For a prominent Pennsylvanian Steel Manufacturer looking to update its legacy website, Algowork[...]
New Hadoop Business Analytics Solution Gives An E-Commerce Firm Competitive Edge And Boost Sales
Algoworks helped a US-based e-commerce business implement a fresh business analytics solution that is both cost-effective and powerful enough to tackle their overgrowing data analytics requirements.

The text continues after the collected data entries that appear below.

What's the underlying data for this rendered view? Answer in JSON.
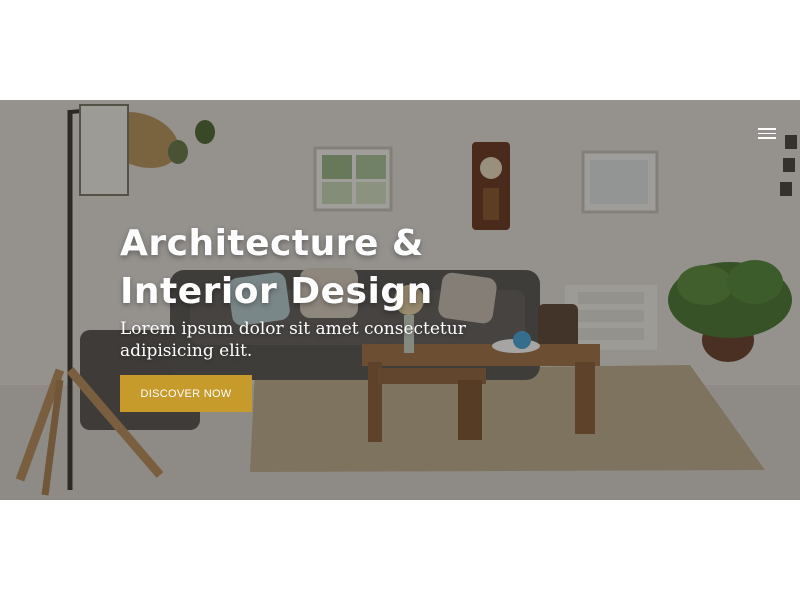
{
  "hero": {
    "title": "Architecture &\nInterior Design",
    "subtitle": "Lorem ipsum dolor sit amet consectetur adipisicing elit.",
    "cta_label": "DISCOVER NOW"
  },
  "icons": {
    "menu": "hamburger-menu-icon",
    "scroll_top": "arrow-up-icon"
  },
  "colors": {
    "accent": "#c69a2b",
    "scroll_top_bg": "#e8b33a",
    "overlay": "rgba(20,18,16,0.38)"
  }
}
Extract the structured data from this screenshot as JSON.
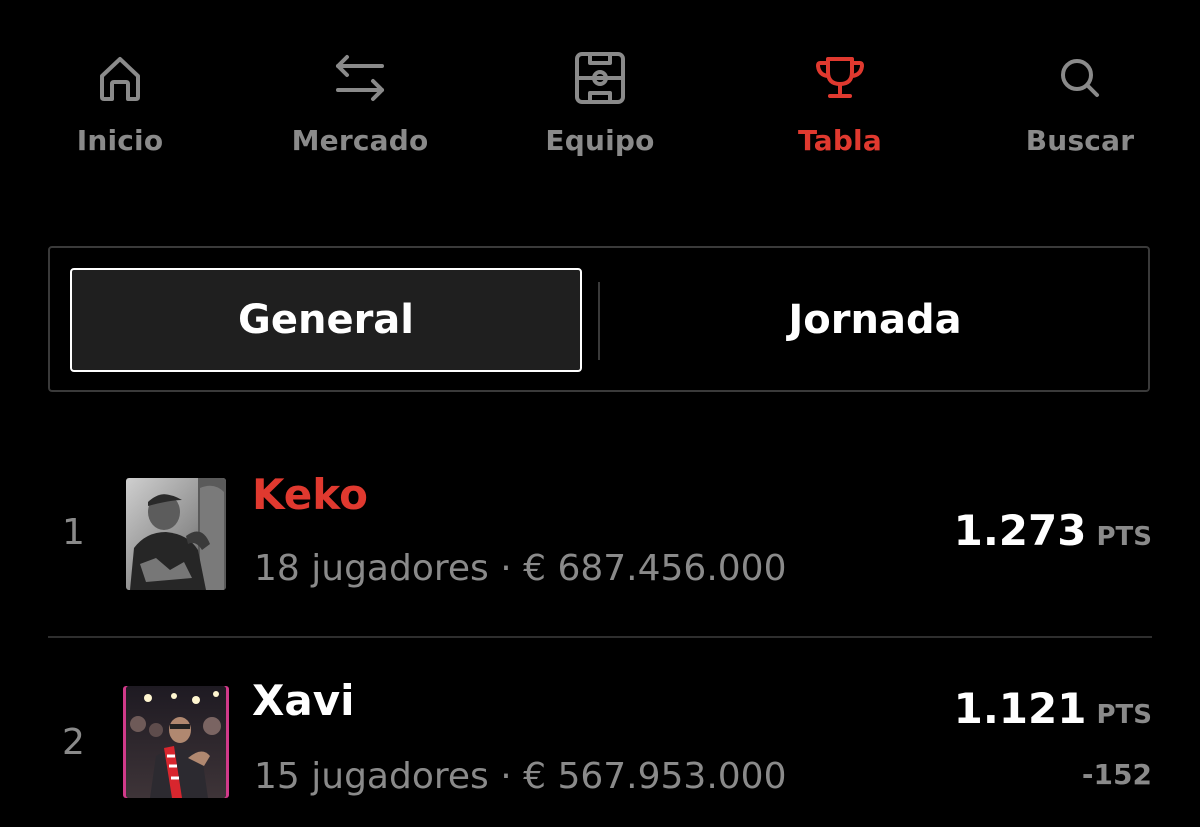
{
  "nav": {
    "items": [
      {
        "label": "Inicio",
        "icon": "home-icon",
        "active": false
      },
      {
        "label": "Mercado",
        "icon": "transfer-arrows-icon",
        "active": false
      },
      {
        "label": "Equipo",
        "icon": "pitch-icon",
        "active": false
      },
      {
        "label": "Tabla",
        "icon": "trophy-icon",
        "active": true
      },
      {
        "label": "Buscar",
        "icon": "search-icon",
        "active": false
      }
    ],
    "active_color": "#e0392f",
    "inactive_color": "#8a8a8a"
  },
  "tabs": {
    "general": "General",
    "jornada": "Jornada",
    "selected": "General"
  },
  "ranking": [
    {
      "rank": "1",
      "name": "Keko",
      "meta": "18 jugadores · € 687.456.000",
      "points": "1.273",
      "unit": "PTS",
      "highlight": true
    },
    {
      "rank": "2",
      "name": "Xavi",
      "meta": "15 jugadores · € 567.953.000",
      "points": "1.121",
      "unit": "PTS",
      "diff": "-152"
    }
  ],
  "colors": {
    "background": "#000000",
    "accent": "#e0392f",
    "muted": "#8a8a8a"
  }
}
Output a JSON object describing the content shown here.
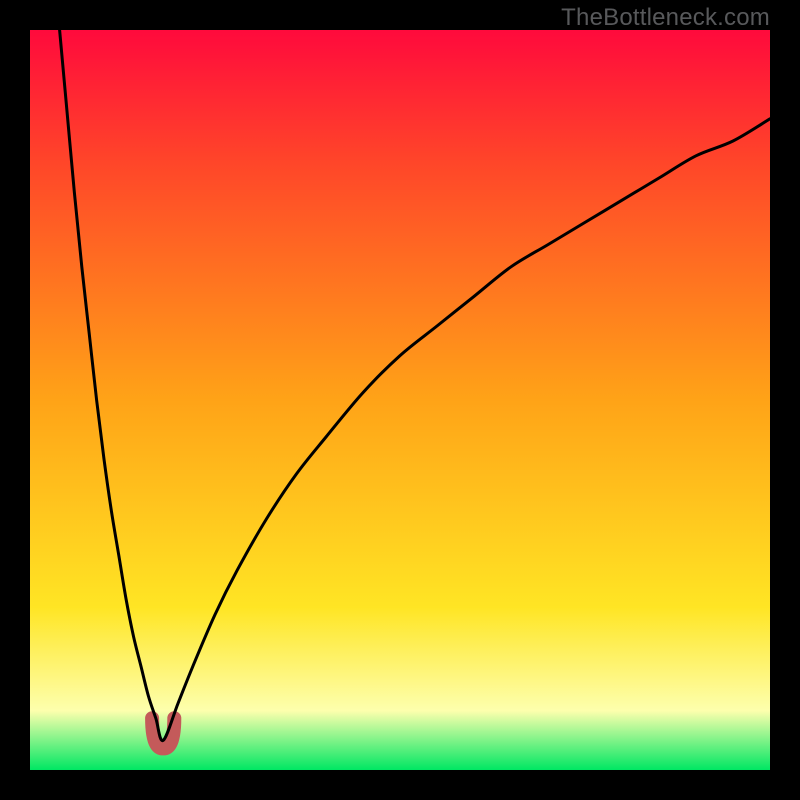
{
  "watermark": "TheBottleneck.com",
  "colors": {
    "frame": "#000000",
    "gradient_top": "#ff0a3c",
    "gradient_upper_mid": "#ff4629",
    "gradient_mid": "#ffa317",
    "gradient_lower_mid": "#ffe524",
    "gradient_pale": "#fdffad",
    "gradient_bottom": "#00e763",
    "curve": "#000000",
    "valley_marker": "#c45a5a"
  },
  "chart_data": {
    "type": "line",
    "title": "",
    "xlabel": "",
    "ylabel": "",
    "xlim": [
      0,
      100
    ],
    "ylim": [
      0,
      100
    ],
    "grid": false,
    "legend": false,
    "notes": "Bottleneck-style cusp curve. x is a normalized component ratio (0–100). y is bottleneck percentage (0–100). The minimum (≈0%) occurs near x≈18; the left branch rises steeply toward 100% as x→0, the right branch rises slowly toward ~88% as x→100. A short pink U-shaped marker highlights the valley near y≈4–7.",
    "series": [
      {
        "name": "left_branch",
        "x": [
          4,
          5,
          6,
          7,
          8,
          9,
          10,
          11,
          12,
          13,
          14,
          15,
          16,
          17,
          18
        ],
        "values": [
          100,
          89,
          78,
          68,
          59,
          50,
          42,
          35,
          29,
          23,
          18,
          14,
          10,
          7,
          4
        ]
      },
      {
        "name": "right_branch",
        "x": [
          18,
          20,
          22,
          25,
          28,
          32,
          36,
          40,
          45,
          50,
          55,
          60,
          65,
          70,
          75,
          80,
          85,
          90,
          95,
          100
        ],
        "values": [
          4,
          9,
          14,
          21,
          27,
          34,
          40,
          45,
          51,
          56,
          60,
          64,
          68,
          71,
          74,
          77,
          80,
          83,
          85,
          88
        ]
      }
    ],
    "valley_marker": {
      "x_range": [
        16.5,
        19.5
      ],
      "y_range": [
        4,
        7
      ]
    }
  }
}
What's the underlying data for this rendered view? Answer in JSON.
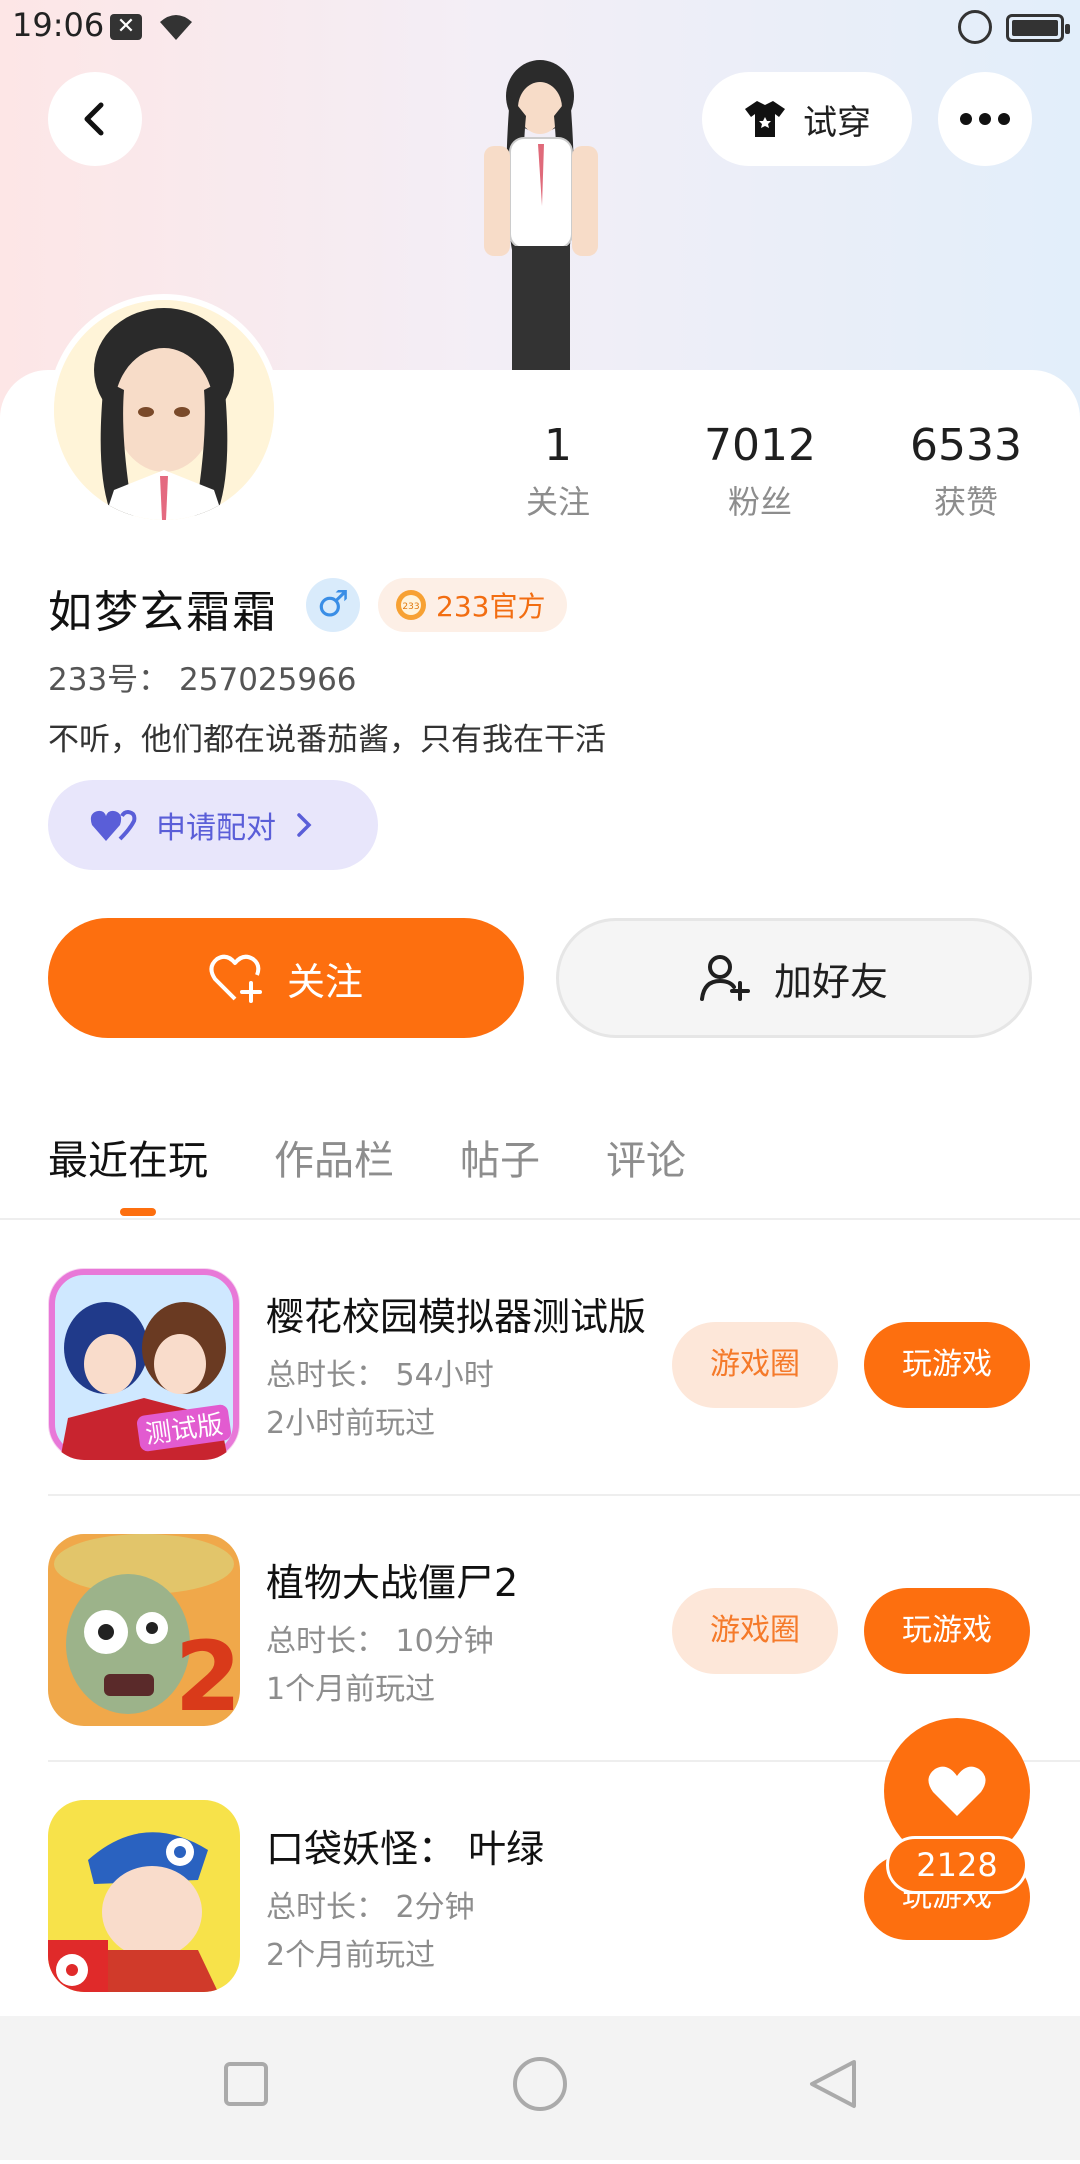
{
  "status_bar": {
    "time": "19:06"
  },
  "header": {
    "tryon_label": "试穿"
  },
  "profile": {
    "name": "如梦玄霜霜",
    "gender_symbol": "♂",
    "official_badge": "233官方",
    "uid": "233号： 257025966",
    "bio": "不听，他们都在说番茄酱，只有我在干活",
    "pair_label": "申请配对"
  },
  "stats": [
    {
      "value": "1",
      "label": "关注"
    },
    {
      "value": "7012",
      "label": "粉丝"
    },
    {
      "value": "6533",
      "label": "获赞"
    }
  ],
  "actions": {
    "follow_label": "关注",
    "add_friend_label": "加好友"
  },
  "tabs": [
    "最近在玩",
    "作品栏",
    "帖子",
    "评论"
  ],
  "games": [
    {
      "title": "樱花校园模拟器测试版",
      "duration": "总时长： 54小时",
      "last_played": "2小时前玩过",
      "circle_label": "游戏圈",
      "play_label": "玩游戏",
      "icon_text": "测试版"
    },
    {
      "title": "植物大战僵尸2",
      "duration": "总时长： 10分钟",
      "last_played": "1个月前玩过",
      "circle_label": "游戏圈",
      "play_label": "玩游戏",
      "icon_text": "2"
    },
    {
      "title": "口袋妖怪： 叶绿",
      "duration": "总时长： 2分钟",
      "last_played": "2个月前玩过",
      "play_label": "玩游戏"
    }
  ],
  "like_count": "2128",
  "colors": {
    "accent": "#fd6f0f",
    "pair": "#5a5ed8",
    "official": "#f26d11"
  }
}
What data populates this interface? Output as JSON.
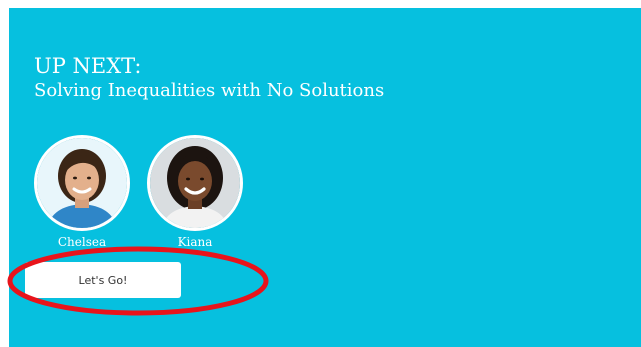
{
  "up_next": {
    "heading": "UP NEXT:",
    "lesson_title": "Solving Inequalities with No Solutions"
  },
  "tutors": [
    {
      "name": "Chelsea",
      "avatar_icon": "tutor-photo-chelsea"
    },
    {
      "name": "Kiana",
      "avatar_icon": "tutor-photo-kiana"
    }
  ],
  "cta": {
    "label": "Let's Go!"
  },
  "colors": {
    "background": "#06c0df",
    "button": "#ffffff",
    "annotation_ring": "#e8141b"
  }
}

Our client was a US based e-commerce business with an active and established user base all over the country. The size of the business can be guessed by the fact that they have more than 250 thousand products listed on the website and cater to more than a million active users. The client was scaling their business very aggressively and needed a new business intelligence solution that can keep pace with their growing business. Impressed by our expertise in creating scalable and flexible business solutions, the e-commerce firm approached Algoworks.
The client was originally using a combination of Informatica and traditional MySQL databases for managing and maintaining data. As their business started to expand, they came across the requirement to expand the business analytics solutions as well. Scaling up the Informatica based solution along with updating the current versions would require substantial investments. Based on this research we suggested building the new solution using Cloudera Hadoop, Spark, and its related technology stack. Creating a new Cloudera Hadoop-based solution would not only save resources but also make the final solution more scalable and flexible; make the final analytics engine a Big Data Solution.
How We Did It
- Migration From Informatica to Cloudera Hadoop
- Creating Data Processing Engines
- Incremental Data Transformation
- Advanced Analytics
- Integration with Tableau
Migration From Informatica to Cloudera Hadoop
Challenge: How to migrate terabytes of complex data
The client was initially using an Informatica based legacy business intelligence and data transformation solution. The old solution was not very efficient in handling terabytes of data generated by multiple streams of data generation channels. The current solution was also comparatively expensive to scale up. The new solution should address all these problems. However, the first challenge would be data migration without compromising or stopping the data stream so that no real-time data is lost.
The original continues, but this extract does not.